2 Als massgebliche Beteiligung gilt:
a. eine Beteiligung am Kapital von in der Regel mindestens zwei Dritteln;
b. der Besitz von Stimmrechten im selben Umfang, und
c. eine entscheidende Mitwirkung in der Geschäftsführung und Verwaltung.

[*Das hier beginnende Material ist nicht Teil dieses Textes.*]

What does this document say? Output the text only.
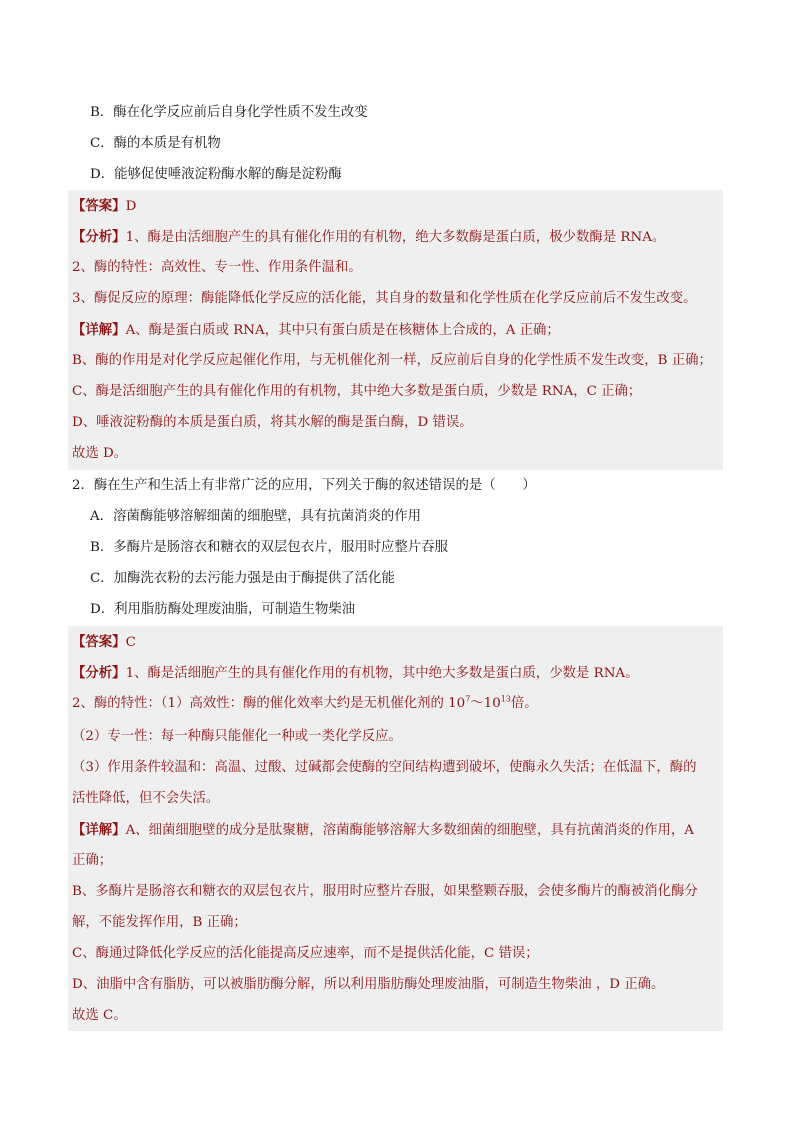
B．酶在化学反应前后自身化学性质不发生改变
C．酶的本质是有机物
D．能够促使唾液淀粉酶水解的酶是淀粉酶
【答案】D
【分析】1、酶是由活细胞产生的具有催化作用的有机物，绝大多数酶是蛋白质，极少数酶是 RNA。
2、酶的特性：高效性、专一性、作用条件温和。
3、酶促反应的原理：酶能降低化学反应的活化能，其自身的数量和化学性质在化学反应前后不发生改变。
【详解】A、酶是蛋白质或 RNA，其中只有蛋白质是在核糖体上合成的，A 正确；
B、酶的作用是对化学反应起催化作用，与无机催化剂一样，反应前后自身的化学性质不发生改变，B 正确；
C、酶是活细胞产生的具有催化作用的有机物，其中绝大多数是蛋白质，少数是 RNA，C 正确；
D、唾液淀粉酶的本质是蛋白质，将其水解的酶是蛋白酶，D 错误。
故选 D。
2．酶在生产和生活上有非常广泛的应用，下列关于酶的叙述错误的是（　　）
A．溶菌酶能够溶解细菌的细胞壁，具有抗菌消炎的作用
B．多酶片是肠溶衣和糖衣的双层包衣片，服用时应整片吞服
C．加酶洗衣粉的去污能力强是由于酶提供了活化能
D．利用脂肪酶处理废油脂，可制造生物柴油
【答案】C
【分析】1、酶是活细胞产生的具有催化作用的有机物，其中绝大多数是蛋白质，少数是 RNA。
2、酶的特性：（1）高效性：酶的催化效率大约是无机催化剂的 $10^7\sim 10^{13}$倍。
（2）专一性：每一种酶只能催化一种或一类化学反应。
（3）作用条件较温和：高温、过酸、过碱都会使酶的空间结构遭到破坏，使酶永久失活；在低温下，酶的
活性降低，但不会失活。
【详解】A、细菌细胞壁的成分是肽聚糖，溶菌酶能够溶解大多数细菌的细胞壁，具有抗菌消炎的作用，A
正确；
B、多酶片是肠溶衣和糖衣的双层包衣片，服用时应整片吞服，如果整颗吞服，会使多酶片的酶被消化酶分
解，不能发挥作用，B 正确；
C、酶通过降低化学反应的活化能提高反应速率，而不是提供活化能，C 错误；
D、油脂中含有脂肪，可以被脂肪酶分解，所以利用脂肪酶处理废油脂，可制造生物柴油 ，D 正确。
故选 C。
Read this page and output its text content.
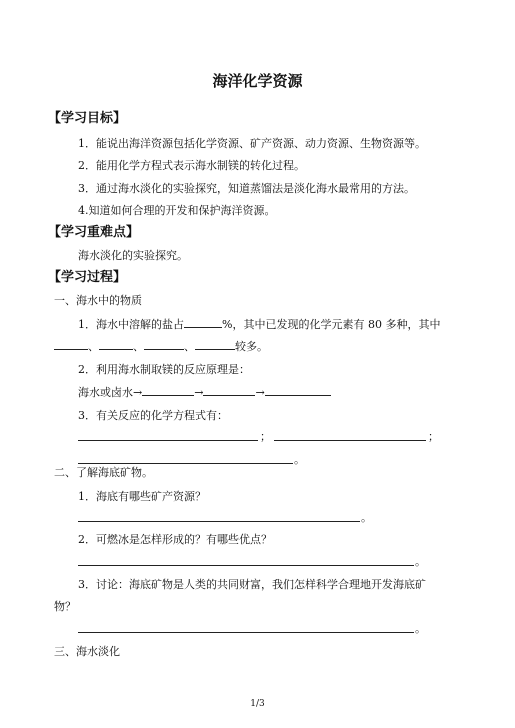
海洋化学资源
【学习目标】
1．能说出海洋资源包括化学资源、矿产资源、动力资源、生物资源等。
2．能用化学方程式表示海水制镁的转化过程。
3．通过海水淡化的实验探究，知道蒸馏法是淡化海水最常用的方法。
4.知道如何合理的开发和保护海洋资源。
【学习重难点】
海水淡化的实验探究。
【学习过程】
一、海水中的物质
1．海水中溶解的盐占	%，其中已发现的化学元素有 80 多种，其中
、	、	、	较多。
2．利用海水制取镁的反应原理是：
海水或卤水→	→	→
3．有关反应的化学方程式有：
；	；
。
二、了解海底矿物。
1．海底有哪些矿产资源？
。
2．可燃冰是怎样形成的？有哪些优点？
。
3．讨论：海底矿物是人类的共同财富，我们怎样科学合理地开发海底矿
物？
。
三、海水淡化
1/3
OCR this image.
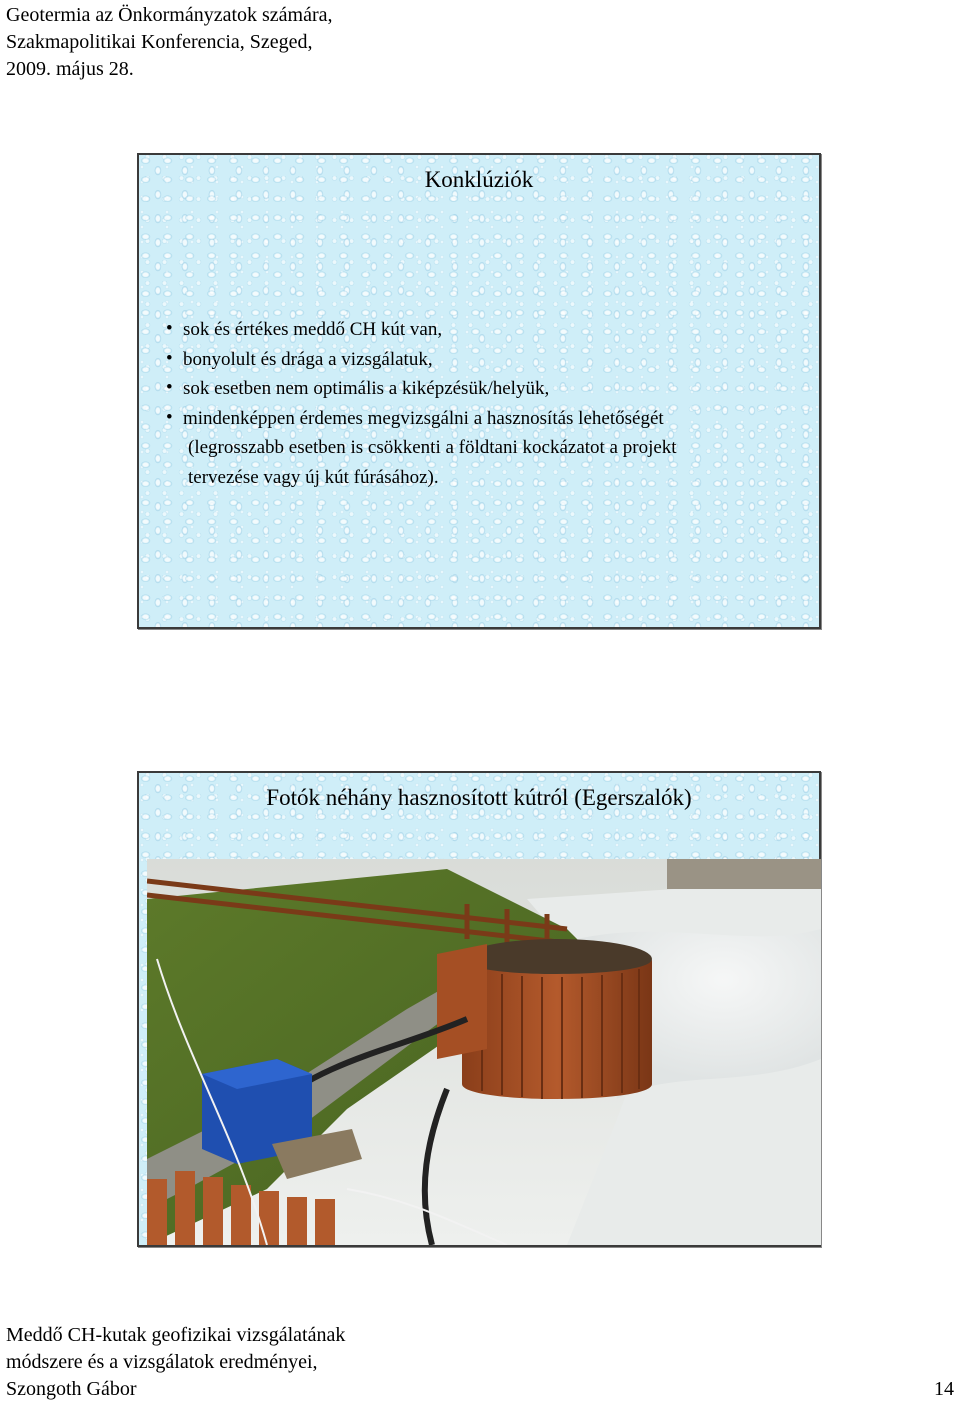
Geotermia az Önkormányzatok számára,
Szakmapolitikai Konferencia, Szeged,
2009. május 28.
Konklúziók
• sok és értékes meddő CH kút van,
• bonyolult és drága a vizsgálatuk,
• sok esetben nem optimális a kiképzésük/helyük,
• mindenképpen érdemes megvizsgálni a hasznosítás lehetőségét
(legrosszabb esetben is csökkenti a földtani kockázatot a projekt
tervezése vagy új kút fúrásához).
Fotók néhány hasznosított kútról (Egerszalók)
Meddő CH-kutak geofizikai vizsgálatának
módszere és a vizsgálatok eredményei,
Szongoth Gábor	14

Unternehmung, Betriebsorganisation


Art. 14

1 Eine Unternehmung im Sinne von Artikel 4 Absatz 2 Buchstabe b des Gesetzes (Einzelfirmen, Handelsgesellschaften, juristische Personen) oder deren Zweigniederlassung muss in der Schweiz:
a. über eine zweckmässige Organisation für Betrieb, Ausrüstung und Bemannung des Schiffes verfügen sowie
b. den Mittelpunkt ihrer geschäftlichen Tätigkeit besitzen und von dort aus den Betrieb des Schiffes leiten.
2 Auf Gesamt- oder Miteigentümergemeinschaften (Art. 10 Abs. 2) findet Absatz 1 sinngemäss Anwendung.
3 Werden die betrieblichen Aufgaben vom Schiffsführer oder einem Mitglied der Schiffsbesatzung an Bord besorgt (Partikulierschiffer, Art. 4 Abs. 3 des Gesetzes), so muss der Eigentümer des Schiffes seinen Wohnsitz in der Schweiz haben und das Bürgerrecht der Schweiz oder eines gleichgestellten Staates besitzen. Sind mehrere Personen Eigentümer (Mit- oder Gesamteigentümer), so müssen alle ihren Wohnsitz in der Schweiz haben und das Bürgerrecht der Schweiz oder eines gleichgestellten Staates besitzen.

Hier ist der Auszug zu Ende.